Page 1 of 1

Format of decimal value in sequential files

Posted: Tue Mar 17, 2015 9:37 am
by RobP
Need to develop a job that outputs a decimal value in the format 99999.999, input is a databse column defined as decimal (8,3).
Some requirements:
- Format is fixed length, so all positions need to be padded
- First position not used for +/- sign

Tried to use the decimal format in the format tab of the sequential file stage vut that always give me an empty first character (for the sign I think).

Is there an easy way to do this (or somewhere described how to format numbers).

Posted: Tue Mar 17, 2015 10:55 am
by chulett
Declare the output field as a string and use the DecimalToString() function with an appropriate output mask.

Posted: Wed Mar 18, 2015 3:01 am
by RobP
Thank for your reply, but I was not successfull in doing this. I would have hoped there could be a format mask like "&&&&&&&.&&" or something like that.
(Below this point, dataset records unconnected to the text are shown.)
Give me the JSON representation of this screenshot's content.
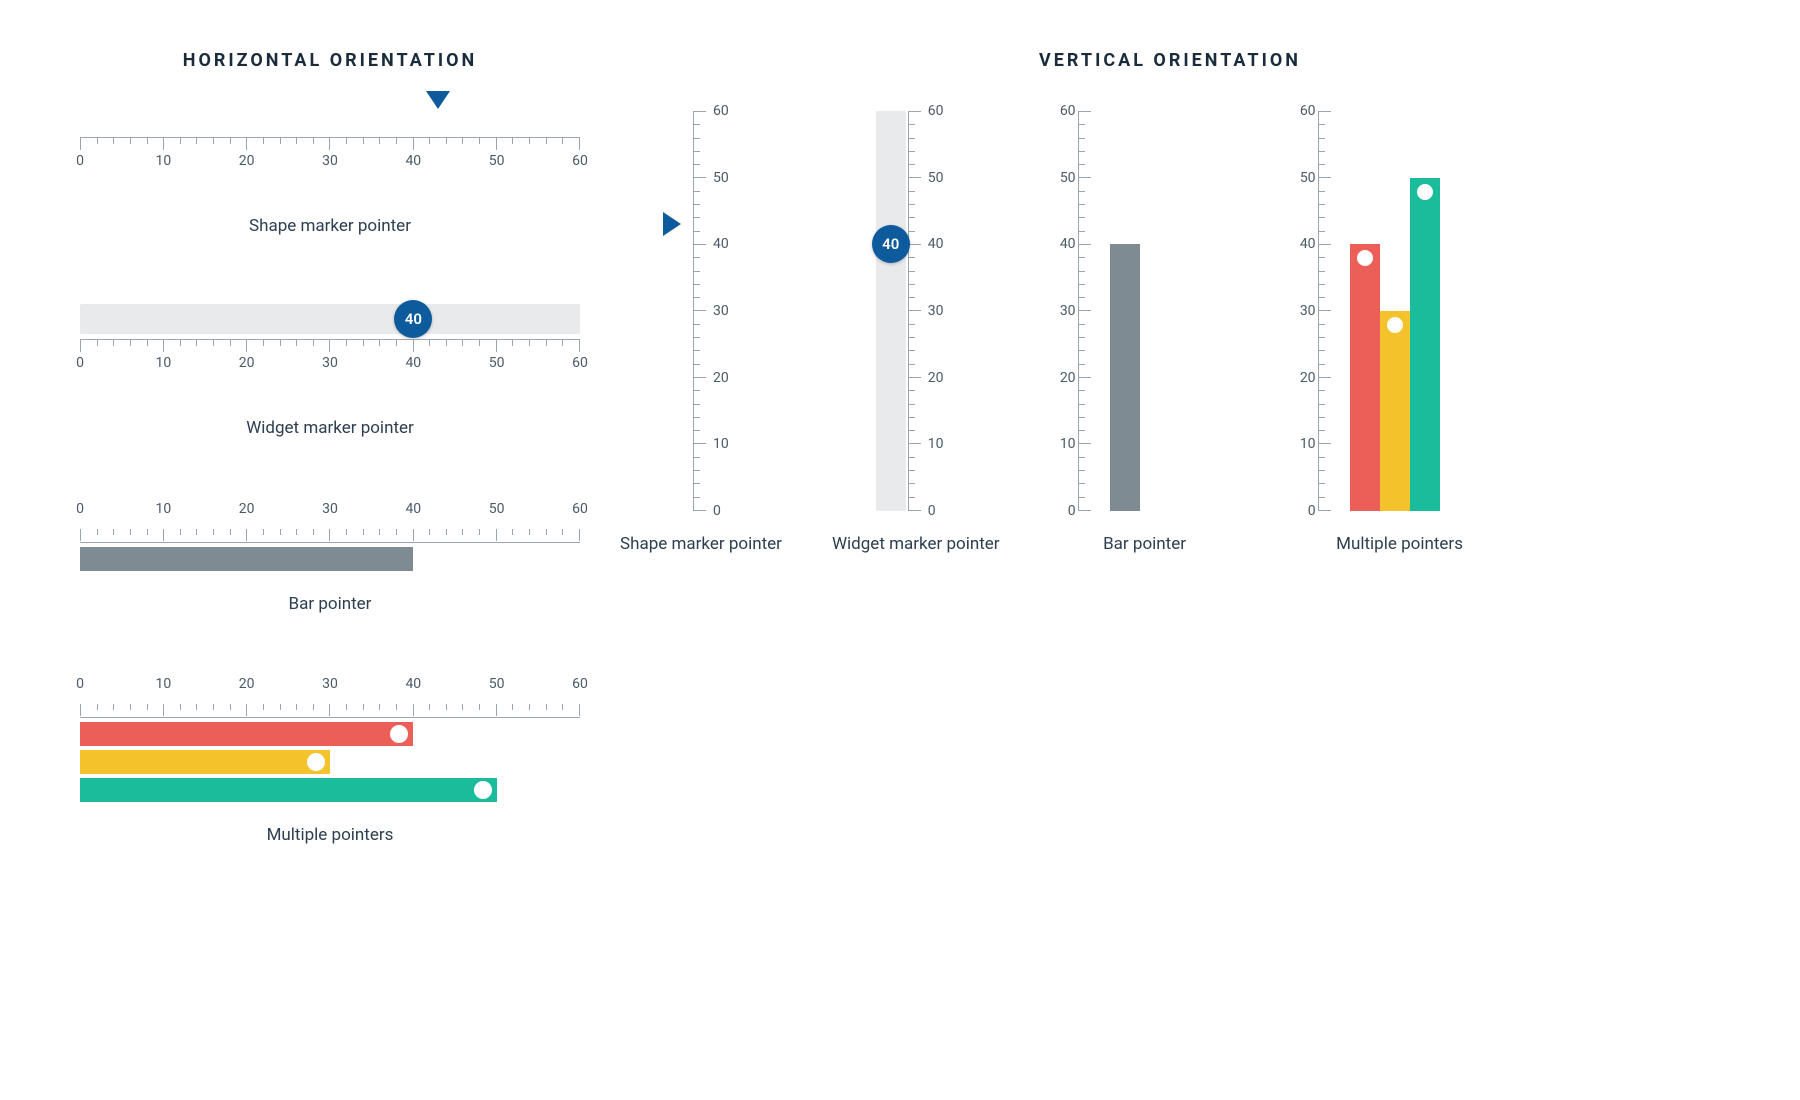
{
  "sections": {
    "horizontalTitle": "HORIZONTAL ORIENTATION",
    "verticalTitle": "VERTICAL ORIENTATION"
  },
  "gaugeCommon": {
    "min": 0,
    "max": 60,
    "majorTicks": [
      0,
      10,
      20,
      30,
      40,
      50,
      60
    ],
    "minorStep": 2
  },
  "horizontal": {
    "shapeMarker": {
      "caption": "Shape marker pointer",
      "value": 43
    },
    "widgetMarker": {
      "caption": "Widget marker pointer",
      "value": 40,
      "display": "40"
    },
    "barPointer": {
      "caption": "Bar pointer",
      "value": 40,
      "color": "#7f8b93"
    },
    "multiple": {
      "caption": "Multiple pointers",
      "bars": [
        {
          "value": 40,
          "color": "#ec5f59"
        },
        {
          "value": 30,
          "color": "#f4c22b"
        },
        {
          "value": 50,
          "color": "#1bbc9b"
        }
      ]
    }
  },
  "vertical": {
    "shapeMarker": {
      "caption": "Shape marker pointer",
      "value": 43
    },
    "widgetMarker": {
      "caption": "Widget marker pointer",
      "value": 40,
      "display": "40"
    },
    "barPointer": {
      "caption": "Bar pointer",
      "value": 40,
      "color": "#7f8b93"
    },
    "multiple": {
      "caption": "Multiple pointers",
      "bars": [
        {
          "value": 40,
          "color": "#ec5f59"
        },
        {
          "value": 30,
          "color": "#f4c22b"
        },
        {
          "value": 50,
          "color": "#1bbc9b"
        }
      ]
    }
  },
  "chart_data": [
    {
      "type": "bar",
      "orientation": "horizontal",
      "name": "Shape marker pointer",
      "min": 0,
      "max": 60,
      "values": [
        43
      ],
      "ticks": [
        0,
        10,
        20,
        30,
        40,
        50,
        60
      ]
    },
    {
      "type": "bar",
      "orientation": "horizontal",
      "name": "Widget marker pointer",
      "min": 0,
      "max": 60,
      "values": [
        40
      ],
      "ticks": [
        0,
        10,
        20,
        30,
        40,
        50,
        60
      ]
    },
    {
      "type": "bar",
      "orientation": "horizontal",
      "name": "Bar pointer",
      "min": 0,
      "max": 60,
      "values": [
        40
      ],
      "ticks": [
        0,
        10,
        20,
        30,
        40,
        50,
        60
      ]
    },
    {
      "type": "bar",
      "orientation": "horizontal",
      "name": "Multiple pointers",
      "min": 0,
      "max": 60,
      "series": [
        {
          "name": "red",
          "values": [
            40
          ],
          "color": "#ec5f59"
        },
        {
          "name": "yellow",
          "values": [
            30
          ],
          "color": "#f4c22b"
        },
        {
          "name": "teal",
          "values": [
            50
          ],
          "color": "#1bbc9b"
        }
      ],
      "ticks": [
        0,
        10,
        20,
        30,
        40,
        50,
        60
      ]
    },
    {
      "type": "bar",
      "orientation": "vertical",
      "name": "Shape marker pointer",
      "min": 0,
      "max": 60,
      "values": [
        43
      ],
      "ticks": [
        0,
        10,
        20,
        30,
        40,
        50,
        60
      ]
    },
    {
      "type": "bar",
      "orientation": "vertical",
      "name": "Widget marker pointer",
      "min": 0,
      "max": 60,
      "values": [
        40
      ],
      "ticks": [
        0,
        10,
        20,
        30,
        40,
        50,
        60
      ]
    },
    {
      "type": "bar",
      "orientation": "vertical",
      "name": "Bar pointer",
      "min": 0,
      "max": 60,
      "values": [
        40
      ],
      "ticks": [
        0,
        10,
        20,
        30,
        40,
        50,
        60
      ]
    },
    {
      "type": "bar",
      "orientation": "vertical",
      "name": "Multiple pointers",
      "min": 0,
      "max": 60,
      "series": [
        {
          "name": "red",
          "values": [
            40
          ],
          "color": "#ec5f59"
        },
        {
          "name": "yellow",
          "values": [
            30
          ],
          "color": "#f4c22b"
        },
        {
          "name": "teal",
          "values": [
            50
          ],
          "color": "#1bbc9b"
        }
      ],
      "ticks": [
        0,
        10,
        20,
        30,
        40,
        50,
        60
      ]
    }
  ]
}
The only things I could find are suppres_zero and that kind of stuff.

Input is a decimal data fileld with data like:
45.000
45.675
45.300
123.5

Output should be:
000045.000
000045.675
000045.300
000123.500

So no leading space for the sign and padded with zero's left and right.

Posted: Wed Mar 18, 2015 3:11 am
by boxtoby
You could try multiplying the value 100 million, the DecimalToString, then substring off the characters you want.

Bob.

Posted: Wed Mar 18, 2015 7:34 am
by chulett
Well, crap... I thought I remembered that it supported a format mask but it doesn't, silly function. There are Server functions that will do that if you are willing to use a BASIC Transformer. Or still use the DecimalToString function with 'fix_zero' argument and you'll get values like this:

0000000000000000000000000045.0000000000
0000000000000000000000000045.6750000000
0000000000000000000000000045.3000000000
0000000000000000000000000123.5000000000

Then substring out the piece that you want:

TheBigString[23,32]

Pretty similar to what Bob suggested. :wink:

Posted: Wed Mar 18, 2015 9:55 am
by AshishDevassy
if nothing works.

Split the input decimal number into 2 (delimit on decimal point). 1.signficand 2.mantissa

Leftpad the significand and right pad the mantissa with zeroes (length as pr requirement) and then concatenate the two.

Posted: Wed Mar 18, 2015 12:42 pm
by qt_ky
A simple variation on the theme:

Code: Select all

DecimalToString(input_column)[9]
If you read the database column as a decimal(8,3) then it should automatically pad with leading and trailing zeros. If it does not for some reason, then you could define a stage variable as a decimal(8,3) as an intermiadiate step.

The [9] takes the 9 right-most characters from the string.